Ernie’s launch was poorly received by investors, with Baidu’s Hong Kong-listed shares falling more than 10 per cent during the pre-recorded demonstration.
“There is still a lot of uncertainty around Ernie’s capacity, especially given the lack of a live demo – a stark contrast to OpenAI’s GPT-4’s developer livestream a few days ago,” Chim Lee, a China tech analyst for the Economist Intelligence Unit, told Al Jazeera.

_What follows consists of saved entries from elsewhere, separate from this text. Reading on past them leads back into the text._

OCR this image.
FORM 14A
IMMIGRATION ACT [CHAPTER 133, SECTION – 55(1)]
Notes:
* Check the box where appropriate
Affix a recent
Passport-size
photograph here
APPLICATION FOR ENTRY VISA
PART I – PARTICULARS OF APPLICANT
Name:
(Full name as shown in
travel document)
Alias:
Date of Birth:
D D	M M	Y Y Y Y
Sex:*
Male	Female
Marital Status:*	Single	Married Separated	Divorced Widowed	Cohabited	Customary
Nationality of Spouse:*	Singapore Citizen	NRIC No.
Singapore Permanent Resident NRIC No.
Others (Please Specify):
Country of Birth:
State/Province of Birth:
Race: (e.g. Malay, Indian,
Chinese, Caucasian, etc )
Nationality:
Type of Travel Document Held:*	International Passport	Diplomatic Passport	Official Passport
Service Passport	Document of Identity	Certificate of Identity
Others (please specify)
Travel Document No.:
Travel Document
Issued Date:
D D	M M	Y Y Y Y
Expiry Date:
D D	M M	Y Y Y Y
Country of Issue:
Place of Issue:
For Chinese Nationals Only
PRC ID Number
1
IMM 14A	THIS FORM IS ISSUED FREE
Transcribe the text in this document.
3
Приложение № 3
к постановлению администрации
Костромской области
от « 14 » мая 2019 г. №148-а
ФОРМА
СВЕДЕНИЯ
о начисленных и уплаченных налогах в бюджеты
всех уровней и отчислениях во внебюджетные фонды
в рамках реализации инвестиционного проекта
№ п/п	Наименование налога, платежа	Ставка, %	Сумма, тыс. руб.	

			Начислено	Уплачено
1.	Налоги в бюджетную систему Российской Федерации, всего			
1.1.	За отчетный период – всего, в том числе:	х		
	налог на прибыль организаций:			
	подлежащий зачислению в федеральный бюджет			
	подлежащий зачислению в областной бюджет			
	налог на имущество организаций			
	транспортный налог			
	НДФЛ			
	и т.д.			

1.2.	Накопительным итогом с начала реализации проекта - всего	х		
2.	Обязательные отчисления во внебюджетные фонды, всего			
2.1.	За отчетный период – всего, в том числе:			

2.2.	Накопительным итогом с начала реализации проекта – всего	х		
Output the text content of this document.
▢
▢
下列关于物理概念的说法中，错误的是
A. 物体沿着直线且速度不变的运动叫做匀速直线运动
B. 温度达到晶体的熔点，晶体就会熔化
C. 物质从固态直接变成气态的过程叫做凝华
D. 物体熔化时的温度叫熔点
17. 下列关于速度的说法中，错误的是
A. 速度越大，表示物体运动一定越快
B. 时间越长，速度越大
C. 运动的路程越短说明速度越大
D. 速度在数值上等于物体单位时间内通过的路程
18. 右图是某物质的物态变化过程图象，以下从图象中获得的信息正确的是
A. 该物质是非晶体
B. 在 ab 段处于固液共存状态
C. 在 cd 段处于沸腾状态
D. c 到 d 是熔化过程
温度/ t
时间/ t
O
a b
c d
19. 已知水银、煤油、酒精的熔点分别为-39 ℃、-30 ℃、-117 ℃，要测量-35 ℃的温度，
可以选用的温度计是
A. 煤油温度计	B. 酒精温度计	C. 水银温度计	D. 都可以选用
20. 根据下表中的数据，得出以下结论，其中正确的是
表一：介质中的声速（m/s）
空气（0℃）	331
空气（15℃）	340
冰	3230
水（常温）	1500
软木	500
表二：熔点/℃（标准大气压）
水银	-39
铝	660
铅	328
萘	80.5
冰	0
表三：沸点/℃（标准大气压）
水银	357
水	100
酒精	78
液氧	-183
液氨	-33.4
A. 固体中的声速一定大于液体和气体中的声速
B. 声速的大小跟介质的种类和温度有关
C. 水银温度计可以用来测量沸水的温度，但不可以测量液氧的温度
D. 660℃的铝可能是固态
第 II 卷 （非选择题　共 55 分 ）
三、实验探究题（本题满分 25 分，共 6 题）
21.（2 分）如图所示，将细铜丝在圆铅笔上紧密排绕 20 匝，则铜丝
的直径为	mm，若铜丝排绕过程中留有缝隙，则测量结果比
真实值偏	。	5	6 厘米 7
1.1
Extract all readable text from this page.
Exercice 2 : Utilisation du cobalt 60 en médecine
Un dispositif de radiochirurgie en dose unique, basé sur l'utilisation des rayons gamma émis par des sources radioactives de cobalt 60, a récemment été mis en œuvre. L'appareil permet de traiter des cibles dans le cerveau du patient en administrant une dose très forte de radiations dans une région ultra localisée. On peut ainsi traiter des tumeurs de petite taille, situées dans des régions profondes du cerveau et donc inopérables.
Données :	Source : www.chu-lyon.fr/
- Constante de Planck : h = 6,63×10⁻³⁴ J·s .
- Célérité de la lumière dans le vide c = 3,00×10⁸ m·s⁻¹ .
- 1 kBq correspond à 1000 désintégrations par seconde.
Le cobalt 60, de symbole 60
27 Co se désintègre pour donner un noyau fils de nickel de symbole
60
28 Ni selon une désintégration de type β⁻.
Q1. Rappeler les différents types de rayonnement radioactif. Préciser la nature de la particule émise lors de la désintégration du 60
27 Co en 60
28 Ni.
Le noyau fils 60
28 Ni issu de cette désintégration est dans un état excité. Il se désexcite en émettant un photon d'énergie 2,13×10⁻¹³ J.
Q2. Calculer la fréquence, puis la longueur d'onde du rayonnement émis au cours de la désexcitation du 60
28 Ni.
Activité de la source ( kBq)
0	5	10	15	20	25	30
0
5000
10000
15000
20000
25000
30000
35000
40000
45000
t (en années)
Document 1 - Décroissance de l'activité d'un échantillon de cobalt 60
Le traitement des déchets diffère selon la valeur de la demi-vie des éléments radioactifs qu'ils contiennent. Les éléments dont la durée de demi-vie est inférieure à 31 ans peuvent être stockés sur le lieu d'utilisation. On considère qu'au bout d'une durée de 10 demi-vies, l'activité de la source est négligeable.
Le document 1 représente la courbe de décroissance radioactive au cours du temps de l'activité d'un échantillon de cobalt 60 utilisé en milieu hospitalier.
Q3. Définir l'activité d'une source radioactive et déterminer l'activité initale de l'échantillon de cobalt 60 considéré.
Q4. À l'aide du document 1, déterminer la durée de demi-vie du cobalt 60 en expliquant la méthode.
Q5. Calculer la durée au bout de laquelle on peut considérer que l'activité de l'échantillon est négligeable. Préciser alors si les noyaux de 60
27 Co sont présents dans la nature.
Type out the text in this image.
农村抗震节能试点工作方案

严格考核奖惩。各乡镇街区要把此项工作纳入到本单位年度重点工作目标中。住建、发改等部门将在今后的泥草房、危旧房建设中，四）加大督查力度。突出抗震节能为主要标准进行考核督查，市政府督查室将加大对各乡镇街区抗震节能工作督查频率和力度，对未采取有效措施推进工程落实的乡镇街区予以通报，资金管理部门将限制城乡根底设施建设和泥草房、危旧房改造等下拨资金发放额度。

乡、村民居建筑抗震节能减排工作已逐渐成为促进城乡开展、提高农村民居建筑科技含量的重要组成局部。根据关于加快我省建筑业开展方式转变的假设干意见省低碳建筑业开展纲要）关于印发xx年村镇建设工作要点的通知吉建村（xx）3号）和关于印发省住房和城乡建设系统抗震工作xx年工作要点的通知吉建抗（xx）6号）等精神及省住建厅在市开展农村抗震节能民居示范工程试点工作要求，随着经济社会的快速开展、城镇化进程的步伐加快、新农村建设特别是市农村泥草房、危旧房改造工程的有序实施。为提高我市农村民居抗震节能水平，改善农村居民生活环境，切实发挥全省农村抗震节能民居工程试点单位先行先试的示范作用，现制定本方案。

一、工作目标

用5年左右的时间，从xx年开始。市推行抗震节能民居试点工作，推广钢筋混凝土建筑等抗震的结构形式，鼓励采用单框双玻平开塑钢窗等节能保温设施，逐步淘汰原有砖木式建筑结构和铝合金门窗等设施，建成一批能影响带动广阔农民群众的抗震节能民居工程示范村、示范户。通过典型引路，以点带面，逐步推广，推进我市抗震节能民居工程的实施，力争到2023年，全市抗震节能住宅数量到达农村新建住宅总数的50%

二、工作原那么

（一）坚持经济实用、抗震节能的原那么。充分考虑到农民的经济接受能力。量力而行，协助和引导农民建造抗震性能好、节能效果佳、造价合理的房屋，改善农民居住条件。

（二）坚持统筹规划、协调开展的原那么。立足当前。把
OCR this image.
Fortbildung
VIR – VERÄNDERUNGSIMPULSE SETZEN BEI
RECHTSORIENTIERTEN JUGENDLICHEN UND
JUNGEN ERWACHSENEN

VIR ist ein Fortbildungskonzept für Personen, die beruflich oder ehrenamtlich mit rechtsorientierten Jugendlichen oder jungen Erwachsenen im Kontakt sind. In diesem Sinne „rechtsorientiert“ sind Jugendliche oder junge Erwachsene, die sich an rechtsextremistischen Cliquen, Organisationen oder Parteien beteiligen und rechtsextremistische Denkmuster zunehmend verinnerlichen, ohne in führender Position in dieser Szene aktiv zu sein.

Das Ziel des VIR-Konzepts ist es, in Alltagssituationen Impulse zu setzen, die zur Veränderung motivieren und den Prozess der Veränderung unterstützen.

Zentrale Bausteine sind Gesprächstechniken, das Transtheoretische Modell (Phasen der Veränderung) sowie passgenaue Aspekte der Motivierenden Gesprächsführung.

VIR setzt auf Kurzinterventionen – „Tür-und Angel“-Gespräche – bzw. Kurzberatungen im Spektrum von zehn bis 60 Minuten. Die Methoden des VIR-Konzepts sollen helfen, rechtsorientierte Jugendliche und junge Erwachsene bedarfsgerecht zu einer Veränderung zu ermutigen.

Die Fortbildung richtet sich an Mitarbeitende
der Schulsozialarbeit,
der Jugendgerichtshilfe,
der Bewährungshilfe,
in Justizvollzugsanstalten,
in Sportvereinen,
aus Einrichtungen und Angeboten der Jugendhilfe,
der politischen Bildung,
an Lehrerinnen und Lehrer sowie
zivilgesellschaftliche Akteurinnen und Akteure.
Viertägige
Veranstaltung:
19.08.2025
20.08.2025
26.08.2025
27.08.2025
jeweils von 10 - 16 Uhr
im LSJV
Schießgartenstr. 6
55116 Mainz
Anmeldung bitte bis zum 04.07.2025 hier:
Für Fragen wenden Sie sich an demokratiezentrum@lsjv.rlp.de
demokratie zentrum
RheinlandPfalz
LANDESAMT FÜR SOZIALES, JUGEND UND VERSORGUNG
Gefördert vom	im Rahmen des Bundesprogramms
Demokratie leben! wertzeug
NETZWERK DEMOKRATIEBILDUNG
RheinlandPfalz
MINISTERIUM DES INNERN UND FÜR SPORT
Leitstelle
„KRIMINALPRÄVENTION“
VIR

“Robin Li did not demonstrate Ernie’s capacity in a non-Chinese language environment,” Lee added. “He also admitted that Ernie’s capacity to comprehend and process English is not as good as that of Chinese comprehension. This puts it behind ChatGPT, which is able to generate responses in English, Chinese and other languages.”
Baidu’s announcement comes just a day after Microsoft-backed OpenAI unveiled GPT-4, which the San Francisco-based company says is capable of “human-level performance” in certain academic areas, including the ability to pass the bar exam for prospective lawyers with a score in the top 10 percent of applicants.
Li said his “expectations for Ernie bot are closer to ChatGPT or even GPT4″ and praised Baidu for launching the bot ahead of competitors such as Google and Facebook parent company Meta.
More than 650 organisations in China have plans to use Ernie, including China CITIC Bank, the National Museum of China and the Global Times newspaper, Li said.
The Chinese government has pledged to support local AI developers and integrate the technology across Chinese industry.
Local tech giants including Alibaba, Huawei and JD.com have announced plans to bring out their own chatbots.
Beijing’s strict internet controls, though, have raised doubts about how AI-powered chatbots will operate in China given the technology’s reliance on information scrapped from sources online.
Still, Ernie could find some success in China due to restrictions on OpenAI’s bots in the country, Lee said.
“Chinese technology companies have a strong capacity in finding working business models for new technologies,” he said.